Modelling Forced Oscillations with a Single Trigonometric Function

Question

In a physics book I came across the following solution to a differential equation modeling forced, damped, oscillating motion: $$x(t)=A\cos(\omega t+\phi)$$ where $$A=\frac{F_0}{\sqrt{m^2\left(\omega^2-\omega_0^2\right)^2+b^2\omega^2}}$$ The differential equation which prompted this solution is $$-kx-b\dot{x}+F_0\sin(\omega t)=m\ddot{x}$$

This doesn't feel quite intuitively right, however. When the angular frequency $\omega$ of the thing which is causing the forced oscillating is equal to the natural angular frequency $\omega_0$ of the system it is causing an oscillation in, this seems to work intuitively. But when this isn't the case, it seems like $x(t)$ cannot be modeled as a single trig function, but rather a combination of multiple.

For example, in this video at 1:26, the frequency $\omega$ of the vibration generator is set to 2Hz, which is different than the natural frequency $\omega_0$ of the system (this turns out to be $\approx3.33$Hz) and the motion of the mass does not appear to resemble a single trig function, but rather multiple.

Here is my best attempt to graph the seeming motion at 1:26:

$$f(x)=\cos(x)-\cos(2x)$$

My question: Is the formula incorrect/a simplified version? If so, what is the correct one? If not, where am I going wrong here?

Answer 1

The solution of a forced and damped harmonic oscillator $$m\ddot{x}=-kx - b\dot{x} +F_0 \cos\omega_{\text{d}} t$$ is actually the sum of steady-state part $x_{\text{s}}$ and a transient part $x_{\text{t}}$ $$x = x_{\text{s}} + x_{\text{t}}$$ where $$x_{\text{s}} \sim A\cos(\omega t+\phi) \\ x_{\text{t}} \sim A' e^{-\gamma t} \sin (\omega' t+\phi')$$

The transient part depends on the initial conditions and both parts are present at the start. As time goes on, the transient part decays exponentially, leaving only the steady-state solution, which is the one you quoted. The full equations can be found here. Therefore, at the beginning, the motion will not be a single pure trig function but rather a sum of two trig functions.

Answer 2

When watching the video (beginning at around 0:35) carefully, we can see that the driving element (at the bottom of the device) does not move in a purely sine oscillation.

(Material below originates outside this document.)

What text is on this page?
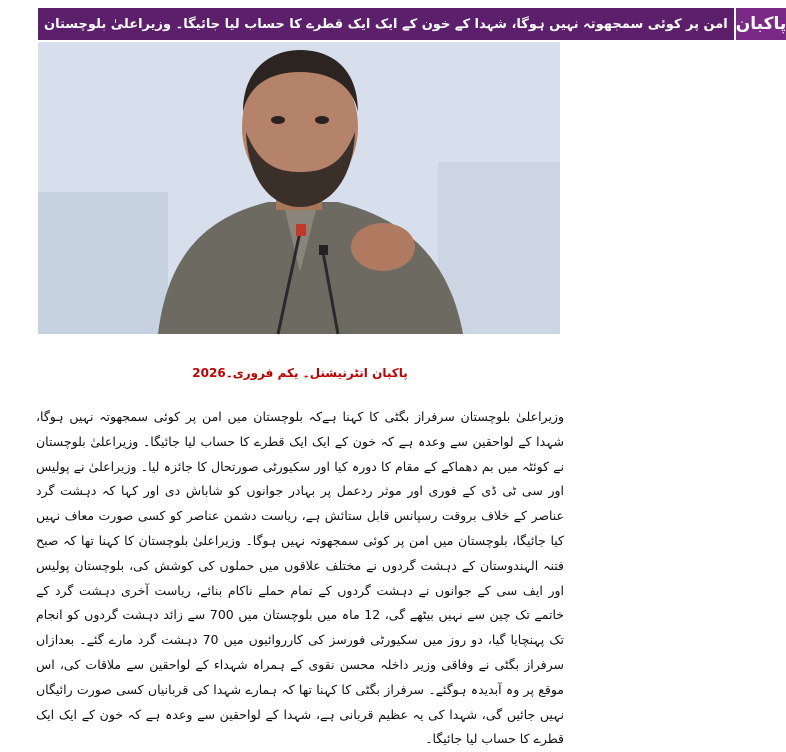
امن پر کوئی سمجھوتہ نہیں ہوگا، شہدا کے خون کے ایک ایک قطرے کا حساب لیا جائیگا۔ وزیراعلیٰ بلوچستان پاکبان
پاکبان انٹرنیشنل۔ یکم فروری۔2026
وزیراعلیٰ بلوچستان سرفراز بگٹی کا کہنا ہےکہ بلوچستان میں امن پر کوئی سمجھوتہ نہیں ہوگا، شہدا کے لواحقین سے وعدہ ہے کہ خون کے ایک ایک قطرے کا حساب لیا جائیگا۔ وزیراعلیٰ بلوچستان نے کوئٹہ میں بم دھماکے کے مقام کا دورہ کیا اور سکیورٹی صورتحال کا جائزہ لیا۔ وزیراعلیٰ نے پولیس اور سی ٹی ڈی کے فوری اور موثر ردعمل پر بہادر جوانوں کو شاباش دی اور کہا کہ دہشت گرد عناصر کے خلاف بروقت رسپانس قابل ستائش ہے، ریاست دشمن عناصر کو کسی صورت معاف نہیں کیا جائیگا، بلوچستان میں امن پر کوئی سمجھوتہ نہیں ہوگا۔ وزیراعلیٰ بلوچستان کا کہنا تھا کہ صبح فتنہ الہندوستان کے دہشت گردوں نے مختلف علاقوں میں حملوں کی کوشش کی، بلوچستان پولیس اور ایف سی کے جوانوں نے دہشت گردوں کے تمام حملے ناکام بنائے، ریاست آخری دہشت گرد کے خاتمے تک چین سے نہیں بیٹھے گی، 12 ماہ میں بلوچستان میں 700 سے زائد دہشت گردوں کو انجام تک پہنچایا گیا، دو روز میں سکیورٹی فورسز کی کارروائیوں میں 70 دہشت گرد مارے گئے۔ بعدازاں سرفراز بگٹی نے وفاقی وزیر داخلہ محسن نقوی کے ہمراہ شہداء کے لواحقین سے ملاقات کی، اس موقع پر وہ آبدیدہ ہوگئے۔ سرفراز بگٹی کا کہنا تھا کہ ہمارے شہدا کی قربانیاں کسی صورت رائیگاں نہیں جائیں گی، شہدا کی یہ عظیم قربانی ہے، شہدا کے لواحقین سے وعدہ ہے کہ خون کے ایک ایک قطرے کا حساب لیا جائیگا۔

It moves more like this:

The driving movement is still a periodic, but not a sine-like function.

You can decompose this oscillation (like every periodic motion) into a Fourier series of several pure sine oscillations.

In this case the Fourier decomposition is roughly like this: $$F(t)= F_0( \sin(\omega t) + 0.33\sin(3\omega t) + 0.2\sin(5\omega t) + ...)$$

You see, the movement contains not only the base frequency $\omega$, but also higher frequencies (which are multiples of the base frequency).

To convince you of the validity of the Fourier decomposition, here is a plot of $F(t)$ with only the first 3 components of the series being considered. When considering even more higher frequency components, then the series would approximate the function from the first image even better.

_{(image created by FooPlot)}

Then the solution of the differential equation $$-kx-b\dot{x}+F(t)=m\ddot{x}$$

will be $$\begin{align} x(t) &= A(\omega)\cos(\omega t+\phi(\omega)) \\ &+ 0.33 A(3\omega)\cos(3\omega t+\phi(3\omega)) \\ &+ 0.2 A(5\omega)\cos(5\omega t+\phi(5\omega)) \\ &+ ... \end{align}$$

where $A(\omega)$ is still the expression as given in your question and $\phi(\omega)$ is another expression which can also be calculated from the differential equation. It is no surprise, that the response $x(t)$ contains not only the base frequency $\omega$, but also the higher frequencies. Especially, when one of these higher frequencies ($n\omega$) happens to be near to the resonance frequency ($\omega_0$), then the component with $A(n\omega)$ will be quite large. This is exactly what you could observe in the video.